So yes, the gift I bought my sister does not have the same value as the cash I paid for it. And no, I do not expect to clean up the streets for my efforts with nose-blowers. But both are worthwhile causes, and within my capability to pay the cost.
Last week, when Osama bin Laden was killed by US Navy SEALS, I heard a minority outcry online. Many were reticent about a victory that had cost the US massive amounts of money, soldiers, and political capital. “Was it worth it?” was the rallying cry taken up on Facebook statuses that day. However, I stand behind the efforts of Presidents Bush and Obama, both of whom understood that the removal of World Enemy Number One from the Earth was something that should be done. And both knew very well that United States could do it given time, men, and money. Because as Americans, our spirit is not one of “Is it within my price range?” It's a spirit of “Is it good? And am I able?”
Can. Should. Must.

'Til next time,
Jeff-Teacher

Thursday, May 5, 2011

Wagon Train to the East


A year removed from your homeland puts you in a unique position. As a foreigner living in a strange new world, all of the differences between the home you left and the new world are lit up with miniature spotlights. You're able to see things the locals take for granted and wonder why and how their society lives the way it does. I've had plenty such musings this year on subways, metal chopsticks, rudeness, pepper-flavored peppers, and the Hangul alphabet. And all of these insights have been truly helpful to understanding my place in the world.
But this week I realized something was missing from this year of discovery. Yes, an American living in Korea is able to see clearly the little-things of life that a Korean would dismiss as ordinary, because they are the addition of something unfamiliar. But this American would also notice, for the first time, the absence of many things he had simply taken for granted as part of life in America. Taking time to think on this subject this week, I've learned a lot about what it is to be American.
In many ways, my year in Korea has been the most American year of my life.
Allow me to explain.
America is a land founded by those who made a similar leap to mine. They knew only that opportunities existed across the sea that did not exist back home. The Mayflower was a ship full of people who left their native land behind for myriad reasons, the most prevalent of which were either idealistic (Puritans seeking religious freedom), or economic (about half of the passengers had simply taken the offer to ply their trade in the new world and were in fact paid to go to America.) They would, of course, suffer the hardships of an undeveloped land, but most brought their friends and family along for company.
The English teachers who have come to Korea also fall into these two categories, though not as evenly. Many do come with a passion for the teaching itself, making the trip because they have a strong desire to be one of the educators of the system. Many more, however, end up like the barrel-makers aboard the Mayflower: lacking in good opportunities back home, these teachers take an acceptable amount of money to take the one thing they are able to do well and leap-of-faith across the sea.
Of course, the experience of leaving behind the Europe of their time was changing for the very character of American society. Europe had nobility, philosophers, and orchestras. And as Frederick Jackson Turner noted in his Frontier Thesis, the character of the settlers became something new- something that , while keeping the Puritan values of simplicity, devotion, and thriftiness, was notably more violent and hardy, with many of the trappings of native life. Similarly, American English teachers here are often viewed as a rowdy element of America, who occasionally drink too much or pick fights in the pubs. But they learn and adapt every day. They take on the clothing styles, hairstyles, language, foods, and customs of the natives here, many of which would seem unseemly to the civilized world from which they had come (for one, they learn to eat the local foods by taking bites much larger than their mothers would've allowed at the dinner table back home).
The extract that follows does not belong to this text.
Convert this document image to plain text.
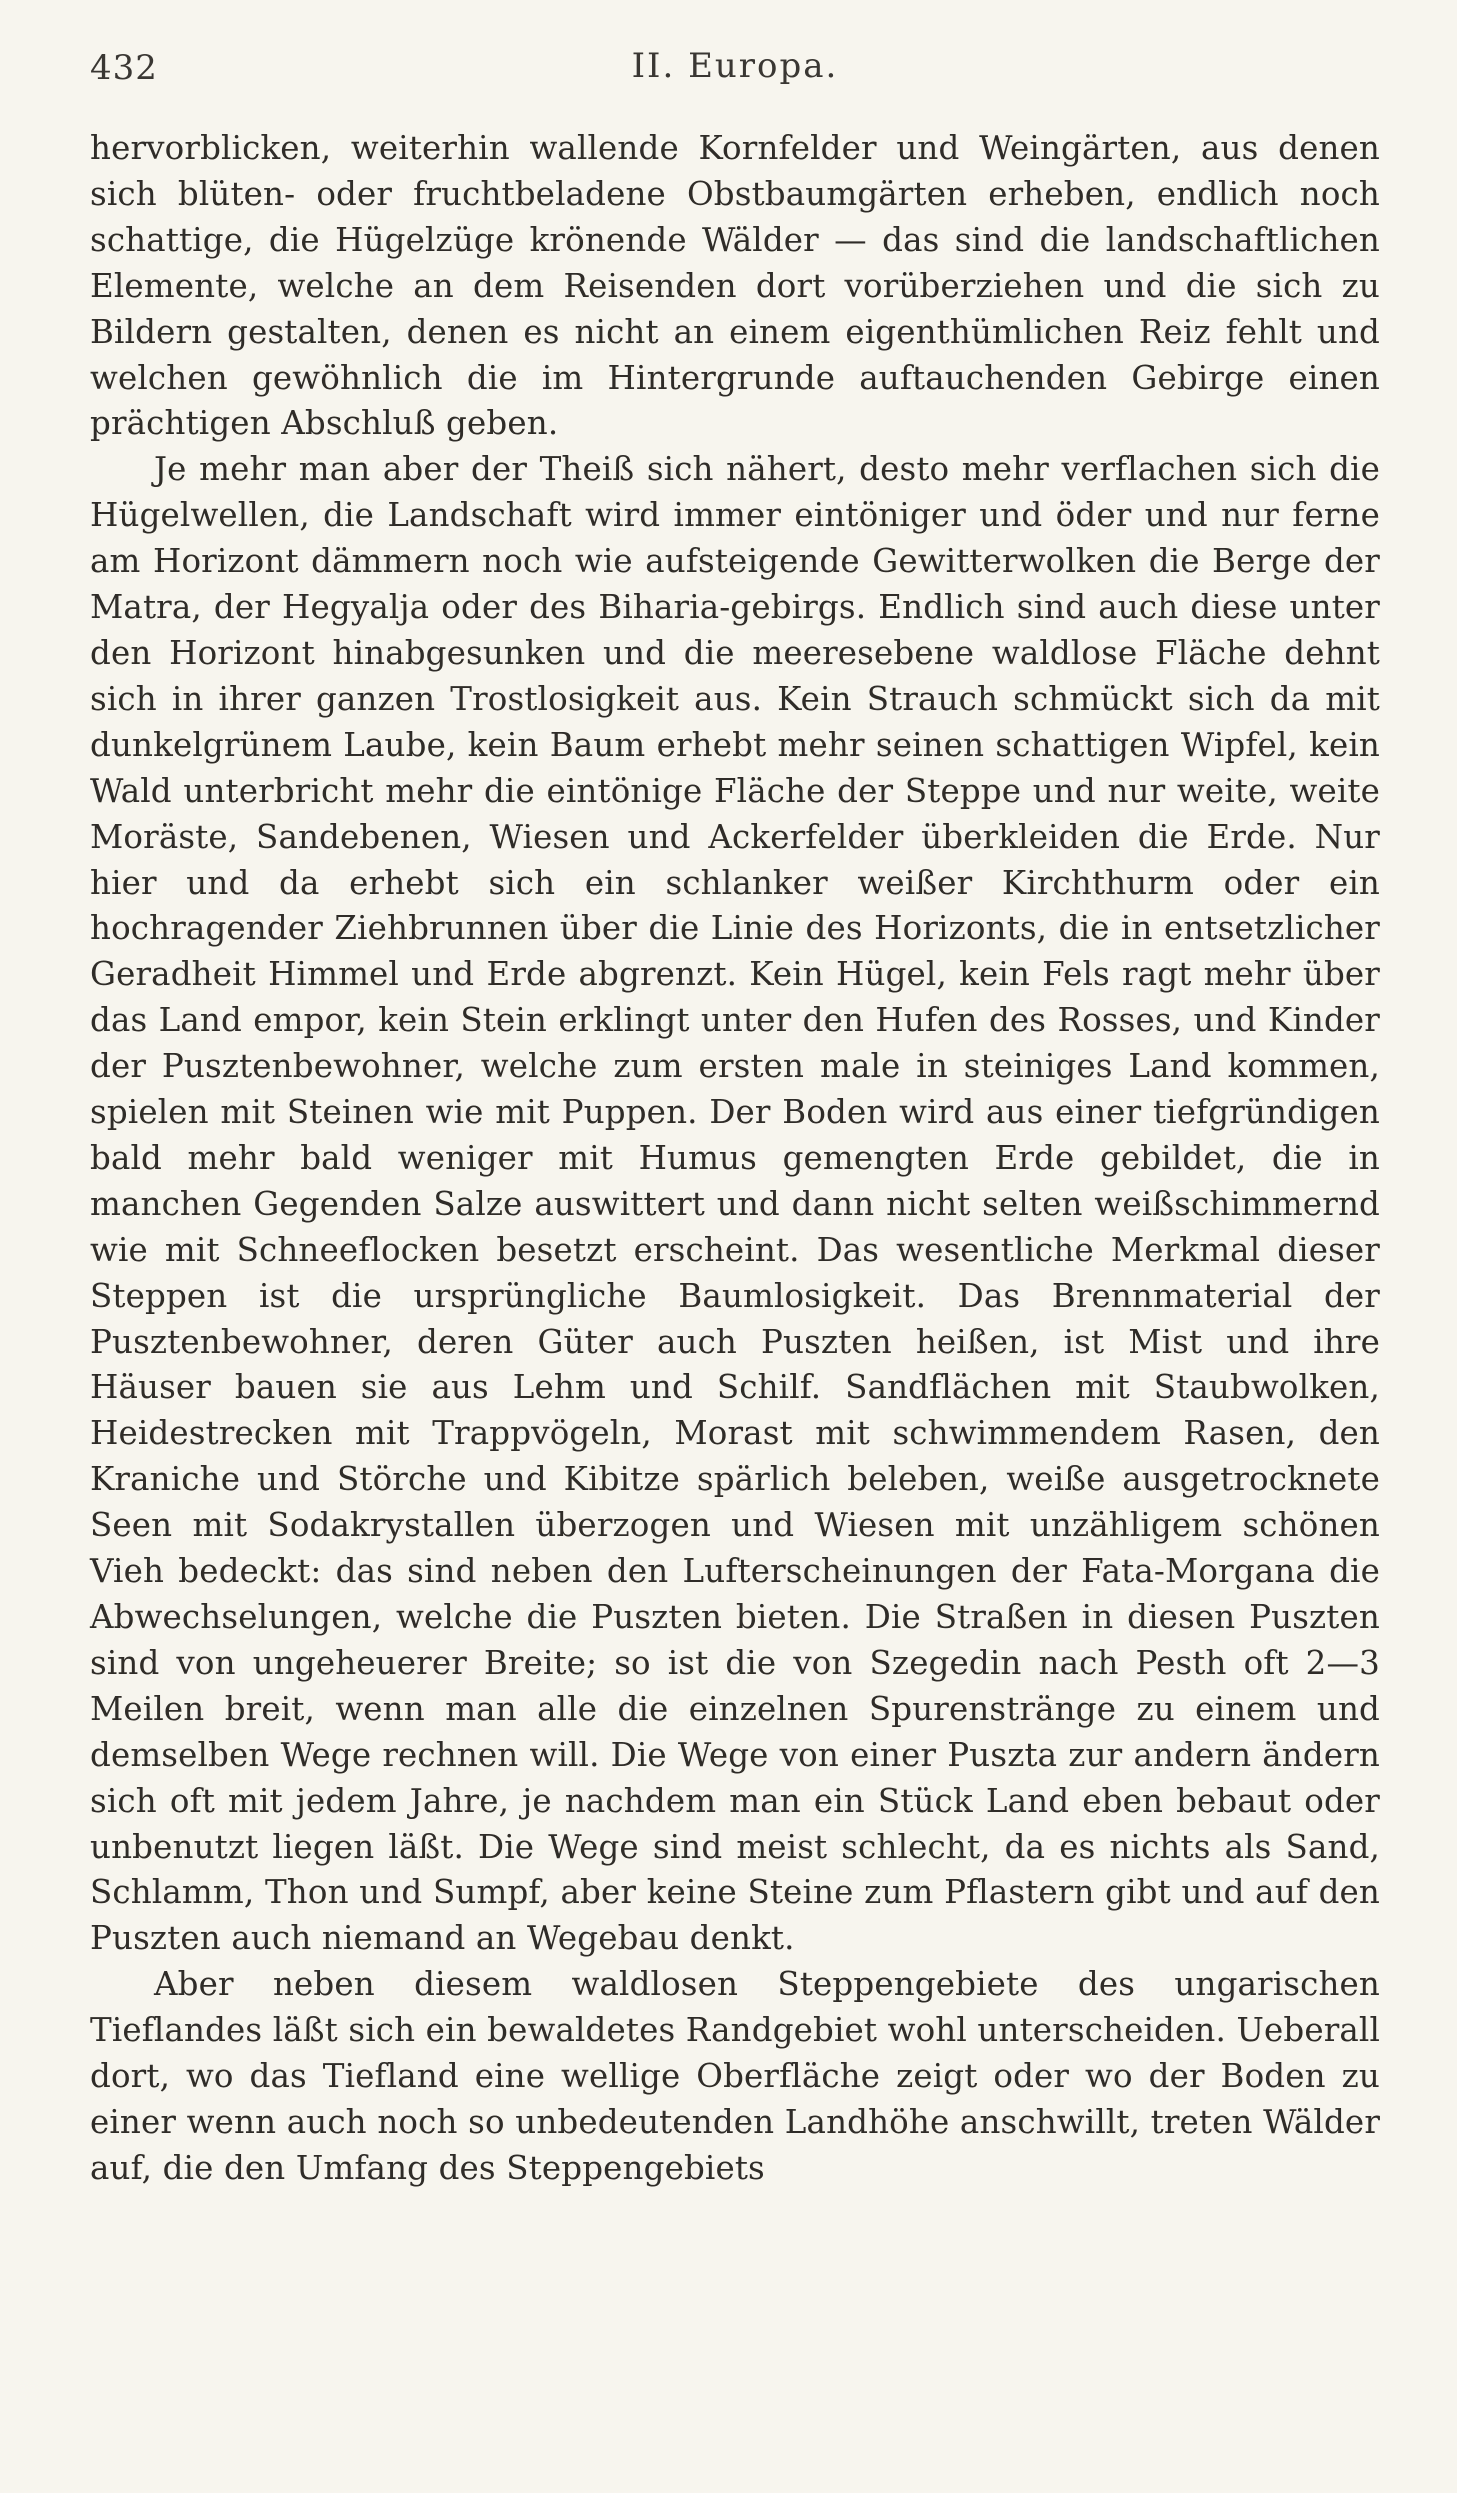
432	II. Europa.

hervorblicken, weiterhin wallende Kornfelder und Weingärten, aus denen sich blüten- oder fruchtbeladene Obstbaumgärten erheben, endlich noch schattige, die Hügelzüge krönende Wälder — das sind die landschaftlichen Elemente, welche an dem Reisenden dort vorüberziehen und die sich zu Bildern gestalten, denen es nicht an einem eigenthümlichen Reiz fehlt und welchen gewöhnlich die im Hintergrunde auftauchenden Gebirge einen prächtigen Abschluß geben.

Je mehr man aber der Theiß sich nähert, desto mehr verflachen sich die Hügelwellen, die Landschaft wird immer eintöniger und öder und nur ferne am Horizont dämmern noch wie aufsteigende Gewitterwolken die Berge der Matra, der Hegyalja oder des Biharia-gebirgs. Endlich sind auch diese unter den Horizont hinabgesunken und die meeresebene waldlose Fläche dehnt sich in ihrer ganzen Trostlosigkeit aus. Kein Strauch schmückt sich da mit dunkelgrünem Laube, kein Baum erhebt mehr seinen schattigen Wipfel, kein Wald unterbricht mehr die eintönige Fläche der Steppe und nur weite, weite Moräste, Sandebenen, Wiesen und Ackerfelder überkleiden die Erde. Nur hier und da erhebt sich ein schlanker weißer Kirchthurm oder ein hochragender Ziehbrunnen über die Linie des Horizonts, die in entsetzlicher Geradheit Himmel und Erde abgrenzt. Kein Hügel, kein Fels ragt mehr über das Land empor, kein Stein erklingt unter den Hufen des Rosses, und Kinder der Pusztenbewohner, welche zum ersten male in steiniges Land kommen, spielen mit Steinen wie mit Puppen. Der Boden wird aus einer tiefgründigen bald mehr bald weniger mit Humus gemengten Erde gebildet, die in manchen Gegenden Salze auswittert und dann nicht selten weißschimmernd wie mit Schneeflocken besetzt erscheint. Das wesentliche Merkmal dieser Steppen ist die ursprüngliche Baumlosigkeit. Das Brennmaterial der Pusztenbewohner, deren Güter auch Puszten heißen, ist Mist und ihre Häuser bauen sie aus Lehm und Schilf. Sandflächen mit Staubwolken, Heidestrecken mit Trappvögeln, Morast mit schwimmendem Rasen, den Kraniche und Störche und Kibitze spärlich beleben, weiße ausgetrocknete Seen mit Sodakrystallen überzogen und Wiesen mit unzähligem schönen Vieh bedeckt: das sind neben den Lufterscheinungen der Fata-Morgana die Abwechselungen, welche die Puszten bieten. Die Straßen in diesen Puszten sind von ungeheuerer Breite; so ist die von Szegedin nach Pesth oft 2—3 Meilen breit, wenn man alle die einzelnen Spurenstränge zu einem und demselben Wege rechnen will. Die Wege von einer Puszta zur andern ändern sich oft mit jedem Jahre, je nachdem man ein Stück Land eben bebaut oder unbenutzt liegen läßt. Die Wege sind meist schlecht, da es nichts als Sand, Schlamm, Thon und Sumpf, aber keine Steine zum Pflastern gibt und auf den Puszten auch niemand an Wegebau denkt.

Aber neben diesem waldlosen Steppengebiete des ungarischen Tieflandes läßt sich ein bewaldetes Randgebiet wohl unterscheiden. Ueberall dort, wo das Tiefland eine wellige Oberfläche zeigt oder wo der Boden zu einer wenn auch noch so unbedeutenden Landhöhe anschwillt, treten Wälder auf, die den Umfang des Steppengebiets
Of course the metaphor of leaving Europe for America is an imperfect one, because it ends with the Boston tea party and some war. And because I don't fancy dressing in a Hanbok and dumping crates of Budweiser into Incheon harbor, I'm going to skip my metaphor ahead a few hundred years to when Americans were Americans, and the frontier was no longer the New World, but the West.

The time of Manifest Destiny was a time of opportunity and disappointment. Many in America were finding the America Dream held very little actual promise for them, were they to stay in their cities and work in a factory. The good news was twofold, however; the Homestead Act, promising them land and a place out West- all they had to do was give up whatever lives they had been living and take up the new career of farming; and the Gold Rush, tantalizing the dream-frustrated Americans with the promise of a new fortune and a new life if they'd just give gold mining a try. Once again, as before, Americans jumped at the call. They squeezed their lives and families into covered wagons, bringing only supplies and their now evolved values of hard work, determination, and the dream of riches, and set sail again. They sailed this time across the Great Plains instead of the Atlantic. Many of them had been failed by the system in which they lived, and conversely many had failed at the system. Regardless of the reason, they were off again. Somewhere beyond the Western horizon a new life waited. How could they stay?

Our times are not so different. Many students do finish college to find that their American Dream is not what once was promised. Many have put in their time, work, and money and come away with working degrees only to find that the jobs aren't there. These have been failed by the system. Some finish college and then don't find the work they'd wanted, or have a degree that's insufficient to get them into the promised dream. Sadly, this writer falls into that category, having a degree that's insufficient on its own, without significant effort put into the actual obtaining of a career. Whatever the reason, one day these unfulfilled graduates glimpse an offer they can't refuse. Maybe they see a job advertisement online, maybe they hear a rumor that so-and-so will be moving to Asia to be a teacher. And like the Homesteaders who saw the advertisements tacked on the general store walls, or the would-be miners who heard whispered rumors of prospectors who had struck it rich before, they were off into the sunset.

Trading wooden ships and Conestoga wagons for carry-on bags and 747s may not have the romance of sailing or riding into the unknown. But somewhere in it is a universal truth, and I believe that grain of truth to be something found in Manifest Destiny.
Manifest Destiny was the belief that America not only could spread from New England to the Pacific, but that it should. And not only that it should, but that it must. American spirit was forged in such a unique experience- becoming a civilized nation while still living on the Wild Frontier of the known world- that Americans need that journey as part of their life. That is the reason there is something so alien about seeing a Korean marry his sweetheart and move back in with his parents, who still live with his grandparents after having moved back in themselves decades ago. Manifest destiny dictates not only that Americans feel the need to make the journey, but that they bring something worthwhile with them when they do so. I'll touch on this assertion in next week's blog- that there's an American value worth spreading at any price. But for now, the journey is what's important.

Almost four hundred years ago, my 14th-great-grandfather spoke to a small, frightened group of people soon to board a flimsy little ship that would be remembered forever. The ship was headed for a world these brave souls had never seen, and they needed his guidance to make the trip. Many generations, many wars, many cities and inventions after the Mayflower made its mythic voyage, after the closing of the last frontier, how could the founding fathers have known that alabaster cities gleaming far away would relentlessly call their descendents West? The spirit of Manifest Destiny didn't die at the Pacific Ocean, as Frederick Jackson Turner thought. It just waited there until Boeing could catch up.

O beautiful, for Patriot dream, that sees beyond the years.